16. Dezember (Mittwoch der 3. Adventswoche)

nachdem ich die Pforte des Gefängnisses erreicht habe, muss ich bis zu meinem Büro neun schwere Stahltüren auf- und wieder zuschließen. An das Geräusch des Knochens (wie der Schlüssel seiner Form wegen hier im Knast heißt) habe ich mich gewöhnt. Will ich von meinem Büro zu einem Haftraum liegen wieder ungezählte Stahltüren vor mir. “Mal eben” geht bei uns nichts. Öffne ich die Haftraumtür, versuche ich sie behutsam zu öffnen. Hinter der Tür – so weiß ich – fühlen sich viele Inhaftierte unwohl, wenn der Schlüssel als Machtinsignium gebraucht wird. Der Schlüssel drückt Macht aus. Lautes kräftiges schließen drückt eine Botschaft aus. Ebenso das bewusst leise schließen. Der Schlüssel steht bei vielen für die Freiheit. Wer den Schlüssel hat, ist frei. Mit der Art und Weise wie ich eine Zellentür aufschließe kann ich die Stimmung dessen beeinflussen, der hinter der Tür lebt. Ich kann ihm das Gefühl geben machtlos zu sein (alle Macht liegt bei mir) oder ich kann mit meiner Art zu schließen ihm schon signalisieren, dass ich ihn respektiere. 

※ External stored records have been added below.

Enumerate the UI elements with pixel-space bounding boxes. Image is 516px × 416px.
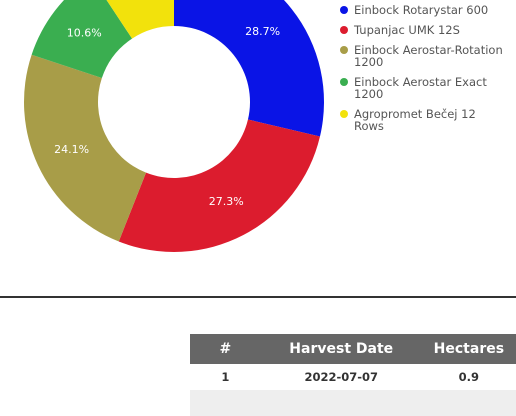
legend-item: Einbock Aerostar Exact 1200 — [340, 76, 508, 100]
table-cell: 2022-07-07 — [304, 370, 379, 384]
header-row: # Harvest Date Hectares — [190, 334, 516, 364]
legend-item: Einbock Aerostar-Rotation 1200 — [340, 44, 508, 68]
table-cell — [260, 390, 422, 416]
donut-chart: 28.7% 27.3% 24.1% 10.6% — [23, 0, 324, 253]
legend-item: Agropromet Bečej 12 Rows — [340, 108, 508, 132]
legend: Einbock Rotarystar 600 Tupanjac UMK 12S Ei… — [340, 4, 508, 140]
column-header: Hectares — [421, 334, 516, 364]
legend-swatch — [340, 78, 348, 86]
legend-swatch — [340, 46, 348, 54]
table-row — [190, 390, 516, 416]
legend-label: Einbock Aerostar-Rotation 1200 — [354, 43, 503, 69]
slice — [23, 54, 147, 242]
legend-swatch — [340, 26, 348, 34]
table-row: 1 2022-07-07 0.9 — [190, 364, 516, 390]
separator — [0, 296, 516, 298]
legend-label: Agropromet Bečej 12 Rows — [354, 107, 476, 133]
column-header: # — [190, 334, 261, 364]
legend-item: Tupanjac UMK 12S — [340, 24, 508, 36]
harvest-table: # Harvest Date Hectares 1 2022-07-07 0.9 — [190, 334, 516, 416]
slice — [118, 119, 320, 253]
table-cell — [190, 390, 261, 416]
slice — [174, 0, 324, 137]
legend-item: Einbock Rotarystar 600 — [340, 4, 508, 16]
table-cell: 0.9 — [458, 370, 480, 384]
slice-label: 28.7% — [245, 25, 280, 38]
slice — [31, 0, 133, 79]
legend-label: Tupanjac UMK 12S — [354, 23, 460, 37]
legend-swatch — [340, 110, 348, 118]
slice — [106, 0, 174, 39]
column-header: Harvest Date — [260, 334, 422, 364]
table-cell: 1 — [221, 370, 230, 384]
slice-label: 10.6% — [67, 26, 102, 39]
legend-label: Einbock Aerostar Exact 1200 — [354, 75, 487, 101]
legend-swatch — [340, 6, 348, 14]
slice-label: 24.1% — [54, 143, 89, 156]
table-cell — [421, 390, 516, 416]
legend-label: Einbock Rotarystar 600 — [354, 3, 489, 17]
slice-label: 27.3% — [209, 195, 244, 208]
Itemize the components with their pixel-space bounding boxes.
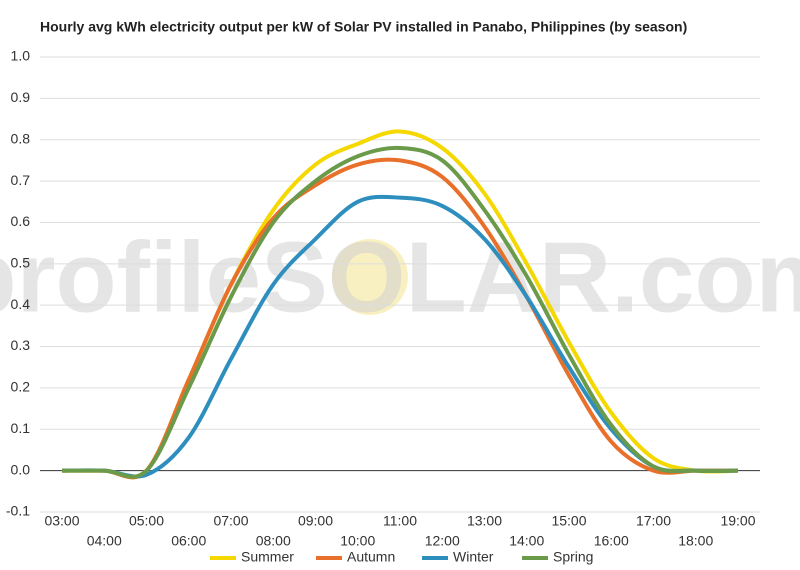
x-tick-label: 15:00: [551, 513, 586, 529]
series-line: [61, 194, 739, 479]
x-tick-label: 03:00: [44, 513, 79, 529]
x-tick-label: 05:00: [129, 513, 164, 529]
x-tick-label: 18:00: [678, 533, 713, 549]
x-tick-label: 07:00: [213, 513, 248, 529]
y-tick-label: 0.0: [11, 461, 31, 477]
x-tick-label: 13:00: [467, 513, 502, 529]
x-tick-label: 12:00: [425, 533, 460, 549]
chart-title: Hourly avg kWh electricity output per kW…: [40, 19, 687, 35]
series-line: [61, 145, 739, 479]
y-tick-label: 0.2: [11, 379, 31, 395]
x-tick-label: 19:00: [720, 513, 755, 529]
x-tick-label: 14:00: [509, 533, 544, 549]
legend-label: Winter: [453, 549, 494, 565]
legend-label: Autumn: [347, 549, 395, 565]
y-tick-label: 0.4: [11, 296, 31, 312]
y-tick-label: 0.3: [11, 337, 31, 353]
watermark: profileSOLAR.com: [0, 221, 800, 333]
series-line: [61, 157, 738, 480]
y-tick-label: 0.5: [11, 255, 31, 271]
x-tick-label: 04:00: [87, 533, 122, 549]
x-tick-label: 10:00: [340, 533, 375, 549]
x-tick-label: 09:00: [298, 513, 333, 529]
x-tick-label: 08:00: [256, 533, 291, 549]
y-tick-label: -0.1: [6, 503, 30, 519]
legend-label: Summer: [241, 549, 294, 565]
y-tick-label: 1.0: [11, 48, 31, 64]
y-tick-label: 0.9: [11, 89, 31, 105]
y-tick-label: 0.8: [11, 130, 31, 146]
x-tick-label: 06:00: [171, 533, 206, 549]
x-tick-label: 11:00: [383, 513, 417, 529]
y-tick-label: 0.6: [11, 213, 31, 229]
legend-label: Spring: [553, 549, 593, 565]
y-tick-label: 0.7: [11, 172, 31, 188]
x-tick-label: 16:00: [594, 533, 629, 549]
watermark-sun: [332, 239, 408, 315]
x-tick-label: 17:00: [636, 513, 671, 529]
y-tick-label: 0.1: [11, 420, 31, 436]
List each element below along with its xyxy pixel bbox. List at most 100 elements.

Ohne sich gesehen oder gesprochen zu haben kann die Chemie zwischen dem Inhaftieren und dem Schlüsselträger schon verdorben sein. Oder, wenn es gut läuft, freut sich der Gefangene, dass die Tür aufgeht.

Vielleicht betritt Gott diese Welt deshalb auf den Füßen eines Kindes.